Etymologically, it’s a smash-and-grab from Latin: nudius = “now is the day” and tertius = “third.” So nudiustertian means “the third day from now,” which, in the twisted logic of time travel and English grammar, lands you squarely in the day before yesterday. You can almost hear some toga-clad senator slurring it after too much wine, trying to remember which day he misplaced his chariot keys. It’s the kind of word that makes even seasoned lexicographers reach for the desk whiskey.
So there I was, sitting in a booth at the Pink Iguana, where the air was thick with the ghosts of myriad bad decision’s – a miasma of stale cigarette smoke, cheap whiskey, and Glitter Bomb body spray. My present companion – stage name: Tropicana, real name: Bethany – is straddling a barstool like it owes her child support, wearing nothing but glitter and the kind of confidence that makes Wall Street brokers cry in the shower.
I tell her, “You remember what happened nudiustertian?”
She blinks. “Is that a sex position?”
“No, it’s a word. It means the day before yesterday.”
She squinted at me. It was the same look she gave a guy who tried to pay for a lap dance with a coupon. “Why not just say ‘the day before yesterday’?”
“Because language is a weapon, Bethany. And sometimes you need a sniper rifle instead of a butter knife.”
She started at me, a long, unnerving silence stretching between us, punctuated only by the frantic clatter of my own self-satisfaction echoing in my skull. I felt brilliant. A poet. A warrior of words bringing light to the darkened corners of her vocabulary.

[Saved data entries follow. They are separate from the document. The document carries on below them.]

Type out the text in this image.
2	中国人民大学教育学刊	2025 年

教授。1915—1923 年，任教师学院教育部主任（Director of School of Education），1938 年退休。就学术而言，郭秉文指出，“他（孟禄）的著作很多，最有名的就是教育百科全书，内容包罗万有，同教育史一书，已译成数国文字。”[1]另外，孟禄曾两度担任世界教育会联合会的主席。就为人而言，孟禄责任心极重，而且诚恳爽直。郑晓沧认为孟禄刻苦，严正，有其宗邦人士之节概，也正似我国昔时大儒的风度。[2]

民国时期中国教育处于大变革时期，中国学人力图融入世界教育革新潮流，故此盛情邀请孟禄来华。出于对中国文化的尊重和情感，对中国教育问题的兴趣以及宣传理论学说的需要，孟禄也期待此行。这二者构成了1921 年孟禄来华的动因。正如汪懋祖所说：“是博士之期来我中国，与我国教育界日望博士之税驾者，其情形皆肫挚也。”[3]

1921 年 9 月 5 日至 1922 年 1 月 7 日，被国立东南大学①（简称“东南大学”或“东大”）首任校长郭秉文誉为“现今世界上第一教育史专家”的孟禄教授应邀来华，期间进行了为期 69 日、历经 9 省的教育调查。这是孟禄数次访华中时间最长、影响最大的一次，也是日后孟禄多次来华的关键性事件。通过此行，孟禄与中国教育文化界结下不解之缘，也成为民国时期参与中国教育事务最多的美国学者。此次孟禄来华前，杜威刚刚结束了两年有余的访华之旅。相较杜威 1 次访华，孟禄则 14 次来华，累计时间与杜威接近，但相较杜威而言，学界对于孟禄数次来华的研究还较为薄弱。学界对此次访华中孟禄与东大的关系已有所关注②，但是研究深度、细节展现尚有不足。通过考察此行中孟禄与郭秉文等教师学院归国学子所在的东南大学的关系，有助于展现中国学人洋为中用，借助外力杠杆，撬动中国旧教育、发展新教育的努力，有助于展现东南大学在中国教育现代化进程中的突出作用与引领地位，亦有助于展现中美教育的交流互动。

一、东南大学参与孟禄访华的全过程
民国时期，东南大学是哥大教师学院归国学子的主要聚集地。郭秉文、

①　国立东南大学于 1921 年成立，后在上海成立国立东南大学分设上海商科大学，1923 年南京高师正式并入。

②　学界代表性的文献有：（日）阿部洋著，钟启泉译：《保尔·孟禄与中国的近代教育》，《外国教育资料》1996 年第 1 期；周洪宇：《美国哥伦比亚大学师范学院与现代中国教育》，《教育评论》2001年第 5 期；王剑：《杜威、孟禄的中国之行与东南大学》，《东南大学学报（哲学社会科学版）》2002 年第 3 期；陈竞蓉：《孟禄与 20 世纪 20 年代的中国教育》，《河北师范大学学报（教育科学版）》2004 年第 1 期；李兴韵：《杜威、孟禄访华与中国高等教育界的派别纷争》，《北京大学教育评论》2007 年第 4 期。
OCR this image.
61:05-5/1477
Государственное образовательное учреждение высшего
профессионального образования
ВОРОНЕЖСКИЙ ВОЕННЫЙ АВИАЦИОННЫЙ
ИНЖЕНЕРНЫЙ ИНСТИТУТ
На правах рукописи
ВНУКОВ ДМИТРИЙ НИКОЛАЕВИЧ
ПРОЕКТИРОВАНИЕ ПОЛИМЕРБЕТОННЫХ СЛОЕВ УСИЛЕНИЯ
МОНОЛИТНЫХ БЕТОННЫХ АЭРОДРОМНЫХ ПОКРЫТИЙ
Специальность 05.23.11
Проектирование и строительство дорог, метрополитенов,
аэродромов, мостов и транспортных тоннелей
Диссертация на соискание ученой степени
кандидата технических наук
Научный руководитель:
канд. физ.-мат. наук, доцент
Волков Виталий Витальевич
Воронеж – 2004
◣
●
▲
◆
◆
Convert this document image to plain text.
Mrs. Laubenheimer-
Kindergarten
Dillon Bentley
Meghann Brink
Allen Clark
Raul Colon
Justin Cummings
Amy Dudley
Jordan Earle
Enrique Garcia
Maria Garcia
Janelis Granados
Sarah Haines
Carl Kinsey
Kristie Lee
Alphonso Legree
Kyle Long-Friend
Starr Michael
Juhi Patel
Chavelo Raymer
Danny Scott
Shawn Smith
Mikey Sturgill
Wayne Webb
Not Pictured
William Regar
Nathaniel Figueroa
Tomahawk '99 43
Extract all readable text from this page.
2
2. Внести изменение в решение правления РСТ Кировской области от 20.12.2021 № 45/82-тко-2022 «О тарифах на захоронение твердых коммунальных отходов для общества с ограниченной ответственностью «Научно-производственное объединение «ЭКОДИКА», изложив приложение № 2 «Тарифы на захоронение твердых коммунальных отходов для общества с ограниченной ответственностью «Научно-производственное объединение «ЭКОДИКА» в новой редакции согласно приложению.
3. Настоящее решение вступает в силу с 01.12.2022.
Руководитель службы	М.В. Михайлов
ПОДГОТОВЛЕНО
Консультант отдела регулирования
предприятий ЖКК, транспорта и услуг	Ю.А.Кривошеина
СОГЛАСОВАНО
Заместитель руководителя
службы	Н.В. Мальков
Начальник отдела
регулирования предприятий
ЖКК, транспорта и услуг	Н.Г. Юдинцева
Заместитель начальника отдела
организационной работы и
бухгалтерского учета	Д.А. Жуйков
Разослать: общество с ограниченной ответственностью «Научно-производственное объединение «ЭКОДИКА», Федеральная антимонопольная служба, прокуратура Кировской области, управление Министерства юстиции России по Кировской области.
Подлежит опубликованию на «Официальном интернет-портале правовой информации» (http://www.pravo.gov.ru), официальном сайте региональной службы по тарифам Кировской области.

Finally, a slow, dangerous smile spread across her face.
“You know,” she said, her voice dropping to a conspiratorial whisper. “There’s a word for people who use words like that.”
I leaned in, genuinely curious. “Oh yeah? What is it?”
She leaned closer, her lips almost touching my ear.
“Unfuckable,” she breathed.
Then she took the bottle I had just paid for, winked, and sashayed away, leaving me alone with the sudden, crushing weight of my own magnificent vocabulary.
So there it is, dear reader…nudiustertian. Use it if you want to sound like a time-traveling Victorian ghost with a thesaurus addiction.
Use it to confuse your friends, alienate your enemies, and seduce someone who thinks etymology is foreplay.
Use it because words are weapons, and this one’s a dagger dipped in irony.